Tom Hardy: Who's the best cop now?

  • Lemming Cops: Man, these cops just won't give up in the chase in the beginning of the movie, even at horrible damage to their cars, and driving off a hill!
  • Made of Explodium: When a TV and VCR are pushed into a wall on a cart, they explode and spark.
  • Made of Indestructium: The bad guy has his car shot up by the A-Team Firing listed above, then it drives off a ten-foot ledge and lands in a parking lot. Then it drives away, continuing the chase.
  • Meaningful Name: The judge is named "Helen Kramer", which is very close to "Helen Keller". Justice is blind, you know.
  • Nepotism: Tom and his father are 5th and 4th generation cops. Tom's uncle and cousins are all on the force. They all hold some rank, too. One of them is "the best cop", too
  • Never Found the Body: Cop Jimmy Detillo commits suicide by jumping off a bridge into a river, just like his mother did. His body is never found. However unlike his mother, he survives and lays low for a few years.

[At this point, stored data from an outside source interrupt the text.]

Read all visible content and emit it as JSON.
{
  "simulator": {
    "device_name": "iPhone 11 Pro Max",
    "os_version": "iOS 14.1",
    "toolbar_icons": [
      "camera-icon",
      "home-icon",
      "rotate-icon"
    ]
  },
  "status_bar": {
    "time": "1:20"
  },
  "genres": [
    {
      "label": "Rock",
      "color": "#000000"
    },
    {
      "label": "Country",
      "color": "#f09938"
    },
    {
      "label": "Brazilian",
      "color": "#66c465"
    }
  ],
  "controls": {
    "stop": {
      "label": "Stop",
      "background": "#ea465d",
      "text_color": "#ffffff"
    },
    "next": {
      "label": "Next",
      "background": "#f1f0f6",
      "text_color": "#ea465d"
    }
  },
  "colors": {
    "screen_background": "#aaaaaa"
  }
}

  • Newscaster Cameo: Ken Rice and Sally Wiggin continue to broadcast in the Pittsburgh area 20 years later.
  • Not Even Bothering with the Accent: Dennis Farina with his pronounced Chicago accent and Bruce Willis, Tom Sizemore and Robert Pastorelli with their equally obvious New York City accents. Problem was, they are playing characters that were born and raised in Pittsburgh.
  • Noodle Implements: The remote control police car is used every time by the Polish Hill Strangler each time strikes - but the only people who ever know this are the Stranger, the victim and the audience. Why play with a remote control car before leaving your calling card? What's the point?
  • Police Are Useless: Tom feels this way because he doesn't know who he can trust with his suspicions.
  • Railroad Tracks of Doom:
  • Red Herring: Jimmy, who had just gotten back from California when the killings began again anew. There's also the moment Tom finds a body outside his home. He's devastated, thinking that it's Jo. . .and just as devastated to discover it's his co-worker and friend Kim Lee
  • Screw the Rules, I'm Doing What's Right: Tom continues to investigate the Polish Hill Strangler, despite no longer working in Homicide. This includes stealing files from Homicide.
  • Stop or I Will Shoot: Tom and Jo see what they think is a wrapped body being thrown into the water. They immediately pursue the suspect, ignoring the obvious question of whether the possible body in the package thrown in the river may still be alive, and [[You Fail Law Forever|fire upon the suspect with a shotgun and a [[Flare Gun] just because he isn't stopping when asked]].
  • Straw Loser: Tom's original partner in river patrol, who exists only to fall off the back of boats. He doesn't do much to deserve it, he's just there for it.
  • Stunt Double: The man "jumping" Tom's boat off the dam is rather obviously not Bruce Willis.
  • Television Geography: To locals, the chase scene route at the beginning kind of makes sense, sorta. The tunnels they go through are about a mile and a half from the route they take through downtown, and they drive along notoriously time-consuming routes.
    • Also the Establishing Shot of the courthouse isn't in Pittsburgh at all, it's the New York State Supreme Court.
  • Word Salad Title: "Striking Distance" refers to nothing in the movie, unless you count that sometimes the characters are actually within striking distance of each other.
    • The shooting title was the more appropriate Three Rivers. It was possibly changed to make it seem more like an action film.
  • You Wouldn't Shoot Me: Used twice, in a flashback and the standoff in the cabin.